The saints of the Old and New Testaments and above them all, Jesus, also faced this choice: whether to stay inside the box or venture out, whether to welcome or reject the stranger, whether to choose a protected existence or one characterized by risky faith.

The same choice confronts the Christian community today as well as our society and each one of us. We can confine ourselves to the conventional box. This is a popular option and one that for a time smells of success. Or we can venture out to welcome travelers who bring with them a blessing.

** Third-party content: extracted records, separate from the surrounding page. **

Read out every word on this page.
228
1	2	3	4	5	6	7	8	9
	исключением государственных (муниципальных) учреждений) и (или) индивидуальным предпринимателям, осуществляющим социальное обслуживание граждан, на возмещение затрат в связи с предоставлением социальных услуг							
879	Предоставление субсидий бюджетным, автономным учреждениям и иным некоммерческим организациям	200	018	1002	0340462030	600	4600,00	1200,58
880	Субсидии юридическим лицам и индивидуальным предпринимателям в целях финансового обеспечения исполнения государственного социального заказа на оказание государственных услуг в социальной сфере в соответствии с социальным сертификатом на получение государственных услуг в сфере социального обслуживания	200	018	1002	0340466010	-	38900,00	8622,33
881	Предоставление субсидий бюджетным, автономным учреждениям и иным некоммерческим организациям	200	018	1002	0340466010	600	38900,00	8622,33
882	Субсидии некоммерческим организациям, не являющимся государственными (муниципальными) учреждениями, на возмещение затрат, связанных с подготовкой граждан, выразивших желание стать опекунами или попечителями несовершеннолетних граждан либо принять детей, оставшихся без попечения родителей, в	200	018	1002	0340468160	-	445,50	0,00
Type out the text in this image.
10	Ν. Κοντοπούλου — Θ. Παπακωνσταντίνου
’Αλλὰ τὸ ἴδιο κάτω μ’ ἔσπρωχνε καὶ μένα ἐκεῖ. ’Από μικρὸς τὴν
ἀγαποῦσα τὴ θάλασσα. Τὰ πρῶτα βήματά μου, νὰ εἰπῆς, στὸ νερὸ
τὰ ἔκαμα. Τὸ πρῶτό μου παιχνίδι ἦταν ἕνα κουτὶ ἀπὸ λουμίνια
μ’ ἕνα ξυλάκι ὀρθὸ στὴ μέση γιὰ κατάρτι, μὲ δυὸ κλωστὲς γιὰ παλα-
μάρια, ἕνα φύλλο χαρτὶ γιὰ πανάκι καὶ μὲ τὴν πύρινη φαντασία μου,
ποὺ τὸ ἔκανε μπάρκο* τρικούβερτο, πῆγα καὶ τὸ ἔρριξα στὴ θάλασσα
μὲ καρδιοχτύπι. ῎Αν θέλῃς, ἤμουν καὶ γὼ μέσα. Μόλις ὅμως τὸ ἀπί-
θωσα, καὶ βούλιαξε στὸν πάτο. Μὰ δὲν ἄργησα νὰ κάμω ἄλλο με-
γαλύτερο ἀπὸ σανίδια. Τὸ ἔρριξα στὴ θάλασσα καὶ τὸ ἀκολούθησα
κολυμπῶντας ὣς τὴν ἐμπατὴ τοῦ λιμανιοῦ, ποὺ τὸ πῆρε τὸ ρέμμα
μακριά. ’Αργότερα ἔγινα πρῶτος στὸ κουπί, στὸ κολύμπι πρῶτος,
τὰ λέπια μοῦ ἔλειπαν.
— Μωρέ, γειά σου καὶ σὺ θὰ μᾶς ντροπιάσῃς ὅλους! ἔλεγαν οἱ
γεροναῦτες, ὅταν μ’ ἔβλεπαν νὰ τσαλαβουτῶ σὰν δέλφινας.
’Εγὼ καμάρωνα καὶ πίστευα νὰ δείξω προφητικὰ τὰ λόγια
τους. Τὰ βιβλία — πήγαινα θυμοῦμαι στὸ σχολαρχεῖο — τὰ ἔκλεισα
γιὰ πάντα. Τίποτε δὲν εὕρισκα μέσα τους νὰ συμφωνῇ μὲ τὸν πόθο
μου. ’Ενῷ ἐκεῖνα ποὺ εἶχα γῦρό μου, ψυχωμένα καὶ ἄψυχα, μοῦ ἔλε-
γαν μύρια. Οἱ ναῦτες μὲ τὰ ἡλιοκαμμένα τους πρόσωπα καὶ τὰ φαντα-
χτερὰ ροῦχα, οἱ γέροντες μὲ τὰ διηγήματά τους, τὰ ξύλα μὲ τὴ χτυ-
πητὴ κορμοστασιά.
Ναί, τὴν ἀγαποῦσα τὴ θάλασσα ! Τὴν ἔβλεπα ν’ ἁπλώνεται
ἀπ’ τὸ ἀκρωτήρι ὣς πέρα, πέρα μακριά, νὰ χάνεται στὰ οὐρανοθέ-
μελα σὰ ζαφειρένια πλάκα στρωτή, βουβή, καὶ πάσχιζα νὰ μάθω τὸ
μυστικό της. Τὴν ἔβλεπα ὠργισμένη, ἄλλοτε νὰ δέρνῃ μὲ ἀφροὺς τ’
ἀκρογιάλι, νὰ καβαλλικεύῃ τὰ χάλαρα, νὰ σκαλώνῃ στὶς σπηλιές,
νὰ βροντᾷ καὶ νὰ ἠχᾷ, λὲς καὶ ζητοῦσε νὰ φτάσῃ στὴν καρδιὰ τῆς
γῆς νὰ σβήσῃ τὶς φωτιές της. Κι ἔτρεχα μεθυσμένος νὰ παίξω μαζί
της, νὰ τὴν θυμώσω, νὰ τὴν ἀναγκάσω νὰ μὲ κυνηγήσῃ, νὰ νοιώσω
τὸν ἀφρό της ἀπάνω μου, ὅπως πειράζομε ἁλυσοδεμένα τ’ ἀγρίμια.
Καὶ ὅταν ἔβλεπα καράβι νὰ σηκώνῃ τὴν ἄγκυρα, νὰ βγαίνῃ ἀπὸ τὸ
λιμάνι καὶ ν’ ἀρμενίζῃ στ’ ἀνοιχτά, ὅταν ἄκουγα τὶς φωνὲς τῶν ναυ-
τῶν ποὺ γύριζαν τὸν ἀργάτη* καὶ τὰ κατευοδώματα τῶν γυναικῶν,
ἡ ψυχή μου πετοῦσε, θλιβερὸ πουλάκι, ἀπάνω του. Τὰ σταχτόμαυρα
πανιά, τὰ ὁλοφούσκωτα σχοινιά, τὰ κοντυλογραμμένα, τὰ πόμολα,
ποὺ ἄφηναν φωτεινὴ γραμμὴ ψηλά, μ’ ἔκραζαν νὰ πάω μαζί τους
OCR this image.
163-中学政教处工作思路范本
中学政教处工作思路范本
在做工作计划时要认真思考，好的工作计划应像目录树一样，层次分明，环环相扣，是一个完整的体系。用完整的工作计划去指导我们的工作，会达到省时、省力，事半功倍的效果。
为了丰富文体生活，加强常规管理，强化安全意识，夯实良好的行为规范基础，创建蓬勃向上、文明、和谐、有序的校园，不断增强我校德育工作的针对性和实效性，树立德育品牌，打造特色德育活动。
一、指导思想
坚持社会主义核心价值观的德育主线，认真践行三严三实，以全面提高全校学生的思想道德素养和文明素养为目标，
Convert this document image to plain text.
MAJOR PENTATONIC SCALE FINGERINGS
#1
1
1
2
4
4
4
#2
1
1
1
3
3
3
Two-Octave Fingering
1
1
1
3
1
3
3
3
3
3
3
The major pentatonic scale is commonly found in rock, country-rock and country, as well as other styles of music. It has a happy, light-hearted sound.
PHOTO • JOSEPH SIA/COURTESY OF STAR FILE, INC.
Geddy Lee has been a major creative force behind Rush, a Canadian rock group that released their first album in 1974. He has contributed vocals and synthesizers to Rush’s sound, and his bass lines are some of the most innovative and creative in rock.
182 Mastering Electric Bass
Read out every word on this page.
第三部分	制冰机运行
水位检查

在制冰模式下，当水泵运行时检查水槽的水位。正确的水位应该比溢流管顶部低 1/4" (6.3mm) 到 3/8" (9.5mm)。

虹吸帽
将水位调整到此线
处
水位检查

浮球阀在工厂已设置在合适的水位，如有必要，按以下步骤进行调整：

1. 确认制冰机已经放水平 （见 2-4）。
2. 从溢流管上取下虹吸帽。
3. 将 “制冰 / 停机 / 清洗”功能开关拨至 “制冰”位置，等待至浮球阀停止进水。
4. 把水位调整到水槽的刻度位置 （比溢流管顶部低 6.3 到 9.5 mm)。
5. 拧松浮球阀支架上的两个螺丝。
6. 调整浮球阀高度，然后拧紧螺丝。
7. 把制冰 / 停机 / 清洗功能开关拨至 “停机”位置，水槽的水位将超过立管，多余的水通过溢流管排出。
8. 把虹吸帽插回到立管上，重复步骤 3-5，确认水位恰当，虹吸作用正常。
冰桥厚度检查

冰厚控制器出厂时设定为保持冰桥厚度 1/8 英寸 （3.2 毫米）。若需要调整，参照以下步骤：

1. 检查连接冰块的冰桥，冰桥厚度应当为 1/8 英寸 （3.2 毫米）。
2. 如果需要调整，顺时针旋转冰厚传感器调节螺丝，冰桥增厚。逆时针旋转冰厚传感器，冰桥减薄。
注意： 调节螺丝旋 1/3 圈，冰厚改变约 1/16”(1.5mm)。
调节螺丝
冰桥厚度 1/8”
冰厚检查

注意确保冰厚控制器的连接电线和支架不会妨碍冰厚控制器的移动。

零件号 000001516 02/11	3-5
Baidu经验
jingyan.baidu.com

Abraham and Sarah, our parents in faith, chose this latter option. They welcomed the trio of travelers, three strangers out in the noon day sun. What they received for their troubles was hilarity and a tremendous treasure. For the blessing came as a covenant child born to this ancient couple.

But the hospitality of Sarah and Abraham involved even more than this. For long afterward the Christian faithful came to recognize the three who visited that desert camp as the Holy Trinity, the one God who is Father, Son, and Holy Spirit.

Here we find the greatest tragedy that those who stay inside the box visit upon themselves: they miss the blessing, and they miss the appearance of the God who comes to bless them.

May we never make that mistake. Amen.